Decongestants can also increase pressure within the eye, so use with caution if you have eye conditions such as glaucoma. Since an increase in blood pressure may have an impact on the retina, these products may not be useful for people with existing retinopathy.

Again, refer to your own health care team for proper guidance. These decongestants can also cause fluctuations (generally increases) in blood sugars. When taking a decongestant, monitor blood sugars closely.  Blood sugars also can and usually do rise when you are ill, oftentimes compounding the issue. It is advised to avoid using topical or oral decongestants for more than 5-7 days in a row.

# 2. Anti-Mucolytics: Mostly Safe

Guaifenesin is an expectorant that helps loosen and get rid of excess phlegm or secretions or sputum. This is the active ingredient in many combination products and has been a mainstay in Robitussin ® products for many years.

This product has no adverse effects in patients with diabetes as a rule; other than some cough medicines having a higher sugar content than others. It is therefore important to check your labels. The product is also available in a pill form that has a bitter taste; avoid breaking or crushing tablets, as this won’t allow proper absorption of this time rebased product. Drink plenty of water when taking this expectorant, as this will aid in the effectiveness of the product.

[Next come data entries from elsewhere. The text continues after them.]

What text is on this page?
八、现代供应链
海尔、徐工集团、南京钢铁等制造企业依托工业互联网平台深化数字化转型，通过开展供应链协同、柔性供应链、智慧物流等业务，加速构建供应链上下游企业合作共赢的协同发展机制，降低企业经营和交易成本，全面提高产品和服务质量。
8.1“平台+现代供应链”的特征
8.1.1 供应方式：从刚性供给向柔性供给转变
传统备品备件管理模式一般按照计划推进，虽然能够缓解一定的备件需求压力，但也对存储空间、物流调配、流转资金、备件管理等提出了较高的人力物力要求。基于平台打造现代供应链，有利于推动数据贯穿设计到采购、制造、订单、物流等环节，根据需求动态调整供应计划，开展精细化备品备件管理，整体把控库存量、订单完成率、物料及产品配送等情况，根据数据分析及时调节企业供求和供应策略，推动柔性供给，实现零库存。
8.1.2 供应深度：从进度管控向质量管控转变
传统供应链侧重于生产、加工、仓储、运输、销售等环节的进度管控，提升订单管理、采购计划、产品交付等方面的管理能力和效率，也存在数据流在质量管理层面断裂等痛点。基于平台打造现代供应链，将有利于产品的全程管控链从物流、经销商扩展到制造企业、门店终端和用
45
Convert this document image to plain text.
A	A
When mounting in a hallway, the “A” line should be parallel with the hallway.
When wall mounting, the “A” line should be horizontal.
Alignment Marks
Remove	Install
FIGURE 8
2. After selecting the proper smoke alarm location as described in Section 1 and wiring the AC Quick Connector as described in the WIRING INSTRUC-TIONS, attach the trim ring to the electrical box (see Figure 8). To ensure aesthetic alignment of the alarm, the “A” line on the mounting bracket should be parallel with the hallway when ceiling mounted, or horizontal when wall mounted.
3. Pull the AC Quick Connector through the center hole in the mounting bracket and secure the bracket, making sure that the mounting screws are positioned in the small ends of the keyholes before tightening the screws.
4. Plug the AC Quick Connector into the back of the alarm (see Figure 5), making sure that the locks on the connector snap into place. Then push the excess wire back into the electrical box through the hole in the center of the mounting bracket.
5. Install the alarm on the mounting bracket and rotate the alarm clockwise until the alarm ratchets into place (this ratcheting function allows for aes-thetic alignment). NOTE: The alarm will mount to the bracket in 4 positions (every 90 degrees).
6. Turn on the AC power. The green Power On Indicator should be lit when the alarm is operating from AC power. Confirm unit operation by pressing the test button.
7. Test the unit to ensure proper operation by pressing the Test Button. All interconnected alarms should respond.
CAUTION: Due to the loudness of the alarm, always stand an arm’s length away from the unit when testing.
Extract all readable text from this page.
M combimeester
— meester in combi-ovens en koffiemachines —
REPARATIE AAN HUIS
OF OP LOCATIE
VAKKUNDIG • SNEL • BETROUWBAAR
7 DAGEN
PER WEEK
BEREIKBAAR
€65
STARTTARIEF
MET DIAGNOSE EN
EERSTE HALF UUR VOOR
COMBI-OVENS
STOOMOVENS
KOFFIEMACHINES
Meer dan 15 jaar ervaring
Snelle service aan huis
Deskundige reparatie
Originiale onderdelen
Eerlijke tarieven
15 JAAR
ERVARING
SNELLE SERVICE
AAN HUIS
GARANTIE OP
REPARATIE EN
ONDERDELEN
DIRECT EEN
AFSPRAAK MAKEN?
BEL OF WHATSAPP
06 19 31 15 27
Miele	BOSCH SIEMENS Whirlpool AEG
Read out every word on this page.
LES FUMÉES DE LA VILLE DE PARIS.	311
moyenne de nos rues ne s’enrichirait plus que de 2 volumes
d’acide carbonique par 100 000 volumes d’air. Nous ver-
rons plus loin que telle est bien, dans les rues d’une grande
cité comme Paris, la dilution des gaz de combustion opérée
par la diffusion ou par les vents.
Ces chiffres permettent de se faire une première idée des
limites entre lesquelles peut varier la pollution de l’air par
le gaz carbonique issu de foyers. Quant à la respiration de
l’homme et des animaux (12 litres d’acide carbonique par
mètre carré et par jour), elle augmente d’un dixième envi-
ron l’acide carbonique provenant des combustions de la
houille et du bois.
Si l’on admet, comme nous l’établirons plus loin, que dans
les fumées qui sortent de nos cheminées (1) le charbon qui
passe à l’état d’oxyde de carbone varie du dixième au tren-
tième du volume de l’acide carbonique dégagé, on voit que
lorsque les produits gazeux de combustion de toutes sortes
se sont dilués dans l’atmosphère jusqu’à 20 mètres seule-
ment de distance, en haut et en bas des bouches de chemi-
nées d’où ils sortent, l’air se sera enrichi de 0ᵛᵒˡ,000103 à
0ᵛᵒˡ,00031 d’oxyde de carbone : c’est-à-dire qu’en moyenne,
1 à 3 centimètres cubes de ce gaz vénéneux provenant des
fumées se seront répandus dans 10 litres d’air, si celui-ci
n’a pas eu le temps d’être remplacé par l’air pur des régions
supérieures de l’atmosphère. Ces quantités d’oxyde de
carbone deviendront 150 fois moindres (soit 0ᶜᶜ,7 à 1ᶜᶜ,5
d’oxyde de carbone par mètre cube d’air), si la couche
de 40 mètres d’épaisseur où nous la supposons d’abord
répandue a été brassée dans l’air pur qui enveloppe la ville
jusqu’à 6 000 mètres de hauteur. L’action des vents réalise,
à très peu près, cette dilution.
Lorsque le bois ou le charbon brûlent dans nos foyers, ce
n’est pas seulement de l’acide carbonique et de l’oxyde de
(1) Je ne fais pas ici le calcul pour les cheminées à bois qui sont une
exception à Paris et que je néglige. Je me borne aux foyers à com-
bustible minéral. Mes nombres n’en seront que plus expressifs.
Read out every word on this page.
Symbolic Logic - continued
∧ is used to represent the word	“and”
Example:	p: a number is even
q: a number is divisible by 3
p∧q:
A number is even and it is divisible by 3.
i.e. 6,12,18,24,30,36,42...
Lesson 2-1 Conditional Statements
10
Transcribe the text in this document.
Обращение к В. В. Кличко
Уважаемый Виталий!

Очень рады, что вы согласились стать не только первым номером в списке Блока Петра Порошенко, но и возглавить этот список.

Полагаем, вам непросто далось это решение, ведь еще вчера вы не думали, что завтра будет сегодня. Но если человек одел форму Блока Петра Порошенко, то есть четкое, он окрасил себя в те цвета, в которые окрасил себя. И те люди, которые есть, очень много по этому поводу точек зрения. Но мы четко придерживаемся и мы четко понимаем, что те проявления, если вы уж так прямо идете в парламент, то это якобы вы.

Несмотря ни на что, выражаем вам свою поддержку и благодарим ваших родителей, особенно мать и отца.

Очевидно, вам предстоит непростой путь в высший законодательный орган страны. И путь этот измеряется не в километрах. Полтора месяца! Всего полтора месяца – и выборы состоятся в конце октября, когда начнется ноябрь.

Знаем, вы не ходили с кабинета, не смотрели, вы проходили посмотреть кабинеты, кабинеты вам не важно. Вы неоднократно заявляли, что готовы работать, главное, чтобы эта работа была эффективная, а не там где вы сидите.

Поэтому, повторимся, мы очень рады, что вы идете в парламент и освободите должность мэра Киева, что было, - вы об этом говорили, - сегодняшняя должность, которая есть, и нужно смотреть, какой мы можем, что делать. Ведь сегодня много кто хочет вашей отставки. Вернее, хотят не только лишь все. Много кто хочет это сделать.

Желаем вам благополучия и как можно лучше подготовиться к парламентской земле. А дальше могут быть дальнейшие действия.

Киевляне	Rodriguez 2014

#3. Anti-histamines: Low Blood Sugar Warning

Common medications include diphenhydramine, cetirizine, loratadine, fexofenadine; also known as Benadryl®, Zyrtec®, Claritin®, and Allergra®.

Anti-histamines are often used for allergies as they do blunt the histamine response which is a known cause of allergic reactions. They are also often recommended in conjunction with other medications to treat a cold as they do tend to have a drying effect and often help with sinus and runny nose symptoms.

Diphenhydramine is a common anti-histamine that is also a cough suppressant. It can, however, cause quite a bit of drowsiness and should generally not be taken when you need to be mentally alert such while driving or at work. Because of the side effect of drowsiness, this agent may interfere with symptoms of low blood sugar.

The newer anti-antihistamines  which include cetirizine, fexofenadine, and loratidinedo not have as profound effect on alertness, and thus are often preferred over older agents such as diphenhydramine, commonly known as Benadryl ®. Anti-histamines are available in liquid and tablet formulations.  

For General Aches and Pains

Your health care team may recommend analgesics such as ibuprofen or acetaminophen. Depending on your medical history, either one of these products will help reduce fever and overall aches and pain.

Ibuprofen is a bit stronger as a fever reducer and has some capacity to decrease inlammation. Acetaminophen, however, may interfere with some blood glucose meters and CGM’s; check with your manufacturer to see if this pertains to you.

It is important to stress again that if symptoms persist or are accompanied by high fever or difficulty breathing, to consult your health care team or proceed to an Urgent Care Center or local ER.

Illness, even if just a common cold can cause extreme fluctuations in blood sugars, and can therefore be dangerous in the patient with diabetes. 

Remember to tell your pharmacists if you choose to take any over the counter medications, as many of these can interact with prescriptions medications. Your pharmacist will advise you of the safest options for you. 

Caffeine Caution 

Keep in mind that caffeine is often contained in OTC medication combination and can potentially raise blood pressure; again read labels carefully. Taking OTC products for a few days may not impact blood sugars, but over time, oral decongestants such as pseudoephedrine for example can cause blood sugars to rise. Be cautious and use medications under supervision of your health care team.